Nilay Patel, che dirige The Verge, ha commentato la notizia dell’accordo senza particolare enfasi, ma ricordando ruoli e prerogative della testata rispetto a Vox Media: «Non ho molto da dire su questa cosa: la nostra redazione è indipendente dagli accordi dell’azienda in termini di business ed è sempre stato così. Troveremo il modo di mettere qualche avviso quando necessario, è una cosa in cui siamo piuttosto bravi ;)». In questi anni The Verge ha raccontato spesso i progressi di OpenAI e delle altre società che si occupano di AI, facendo emergere quando necessario contraddizioni e problemi in un settore in rapido sviluppo.

Il CEO di Alphabet, Sundar Pichai, durante la presentazione di AI Overviews il 14 maggio 2024 a Mountain View in California (AP Photo/Jeff Chiu)

È probabile che nei prossimi mesi agli accordi finora annunciati da OpenAI se ne aggiungano altri non solo negli Stati Uniti, considerato che l’azienda sta lavorando per offrire migliori versioni delle proprie AI in lingue diverse dall’inglese. Finora non sono circolate informazioni su eventuali interlocuzioni con gli editori italiani, nonostante in Europa OpenAI abbia già iniziato a collaborare con alcuni gruppi editoriali.

Gli editori sono inoltre in attesa di capire quale strategia vorrà seguire Google, che ha di recente annunciato un nuovo sistema per il suo motore di ricerca per mostrare risposte alle domande degli utenti direttamente nelle pagine dei risultati, con testi generati dalla propria soluzione di intelligenza artificiale Gemini. Google sostiene che le risposte conterranno indicazioni sulle fonti e rimandi verso le pagine da cui sono state tratte le informazioni, ma gli editori ritengono che in questo modo si possa ridurre sensibilmente il traffico verso i loro siti.

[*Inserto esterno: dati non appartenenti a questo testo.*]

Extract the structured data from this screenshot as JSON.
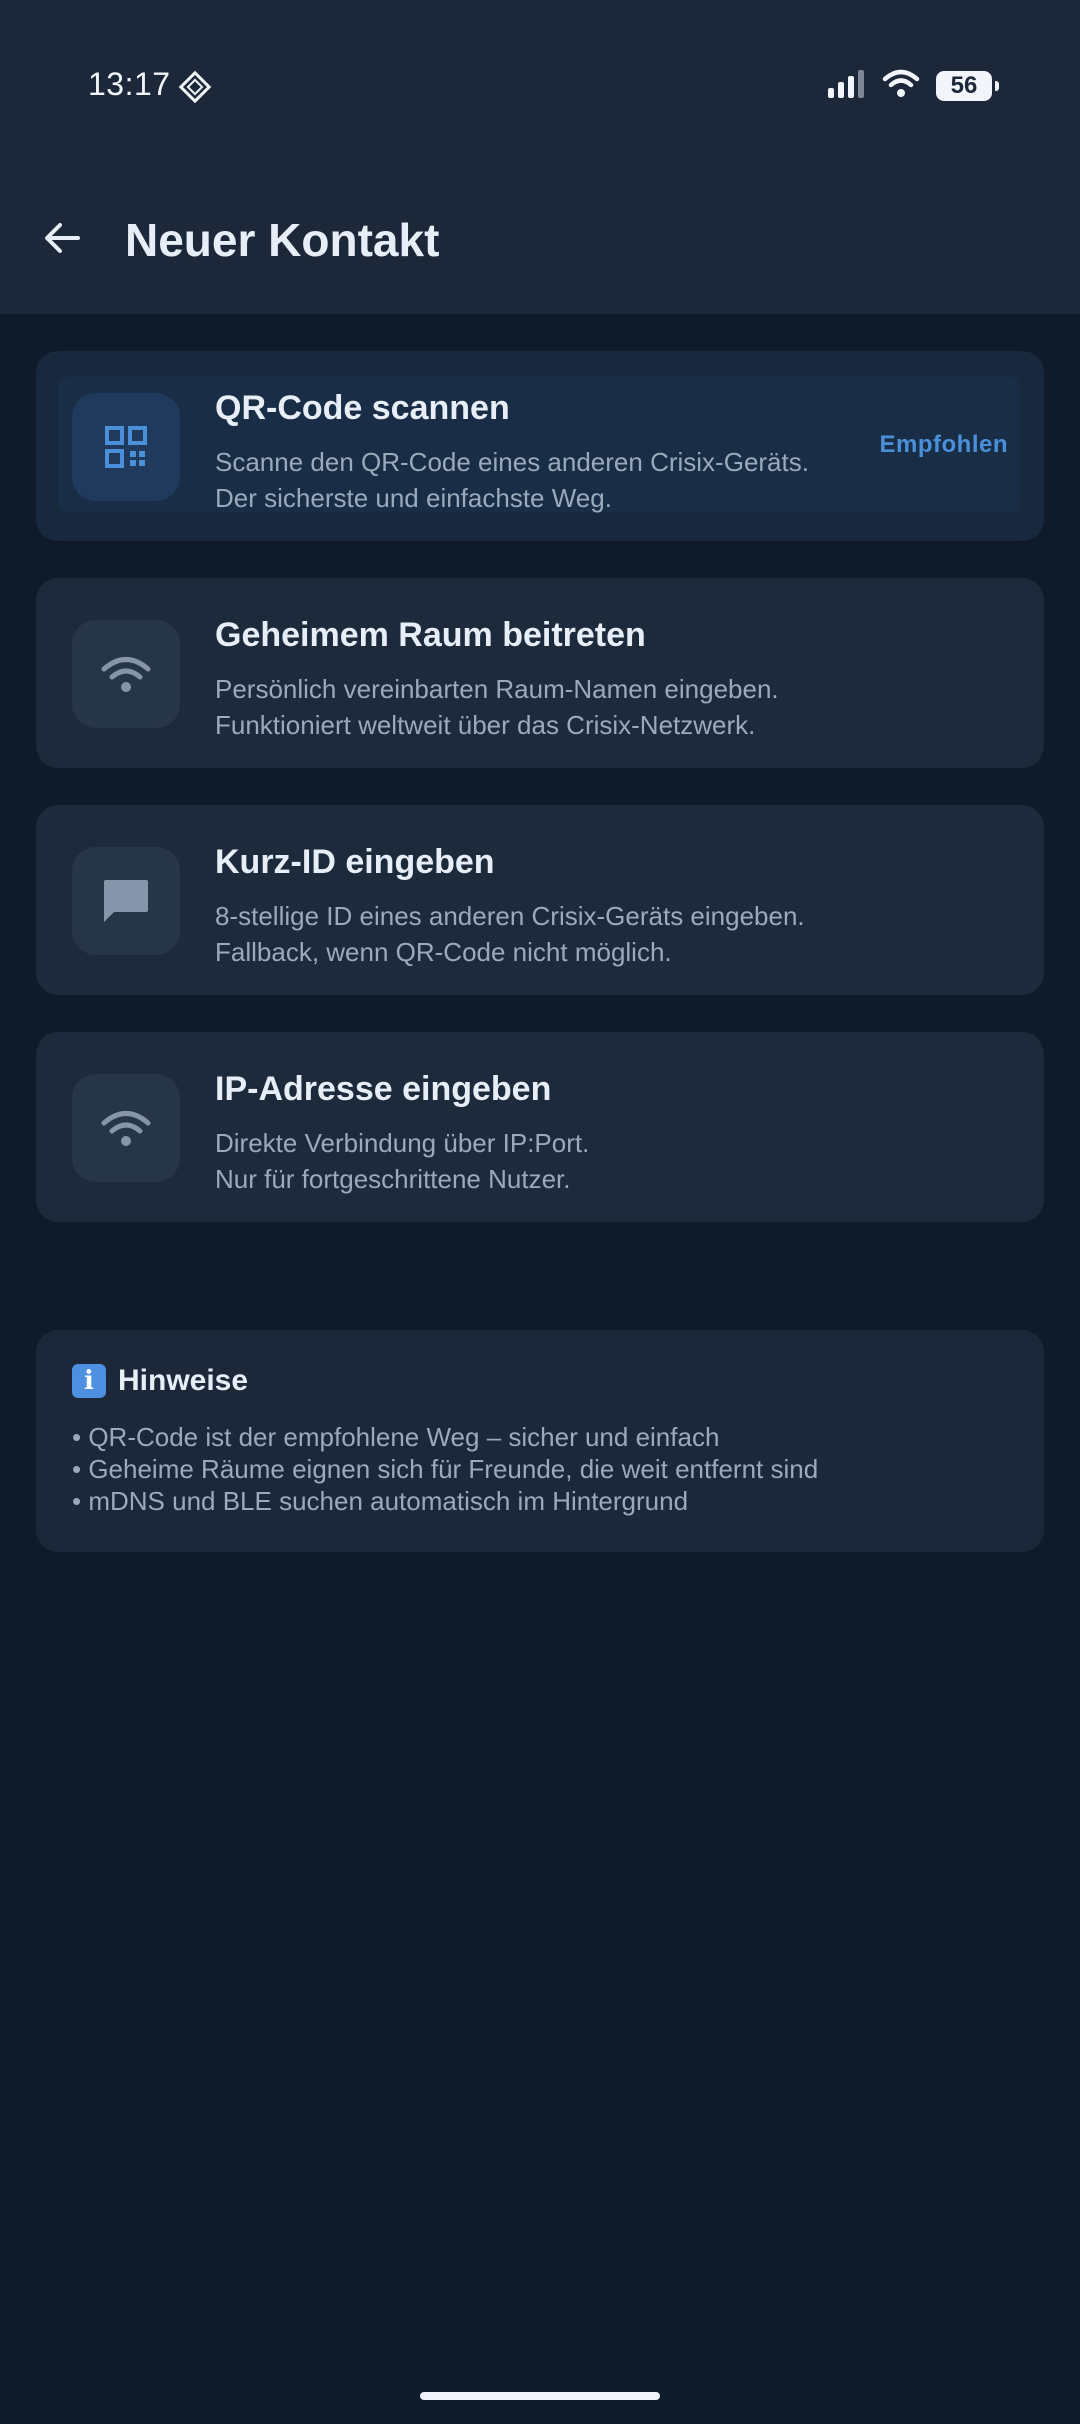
{
  "status_bar": {
    "time": "13:17",
    "battery": "56"
  },
  "app_bar": {
    "title": "Neuer Kontakt"
  },
  "options": [
    {
      "title": "QR-Code scannen",
      "line1": "Scanne den QR-Code eines anderen Crisix-Geräts.",
      "line2": "Der sicherste und einfachste Weg.",
      "badge": "Empfohlen",
      "icon": "qr-code-icon"
    },
    {
      "title": "Geheimem Raum beitreten",
      "line1": "Persönlich vereinbarten Raum-Namen eingeben.",
      "line2": "Funktioniert weltweit über das Crisix-Netzwerk.",
      "icon": "wifi-icon"
    },
    {
      "title": "Kurz-ID eingeben",
      "line1": "8-stellige ID eines anderen Crisix-Geräts eingeben.",
      "line2": "Fallback, wenn QR-Code nicht möglich.",
      "icon": "chat-icon"
    },
    {
      "title": "IP-Adresse eingeben",
      "line1": "Direkte Verbindung über IP:Port.",
      "line2": "Nur für fortgeschrittene Nutzer.",
      "icon": "wifi-icon"
    }
  ],
  "hints": {
    "icon": "i",
    "title": "Hinweise",
    "items": [
      "• QR-Code ist der empfohlene Weg – sicher und einfach",
      "• Geheime Räume eignen sich für Freunde, die weit entfernt sind",
      "• mDNS und BLE suchen automatisch im Hintergrund"
    ]
  },
  "colors": {
    "background": "#0f1a2a",
    "card": "#1d2a3c",
    "accent": "#4a90d9",
    "text_primary": "#e8eef7",
    "text_secondary": "#9aa9bc"
  }
}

Il sistema, che si chiama AI Overviews, è in fase di attivazione negli Stati Uniti e ha portato a esiti non sempre soddisfacenti. Rispondendo ad alcune particolari richieste, ha suggerito di usare la colla come ingrediente per la pizza e ad altri di mangiare pietre. Google ha spiegato che il servizio è in fase di calibrazione e che quelle risposte erano state ottenute con domande strane e insolitamente specifiche, ma il fatto che siano state diffuse dal motore di ricerca più utilizzato al mondo ha suscitato molte perplessità, anche tra chi si fa trovare nell’infinità di informazioni sul Web come gli editori dei giornali.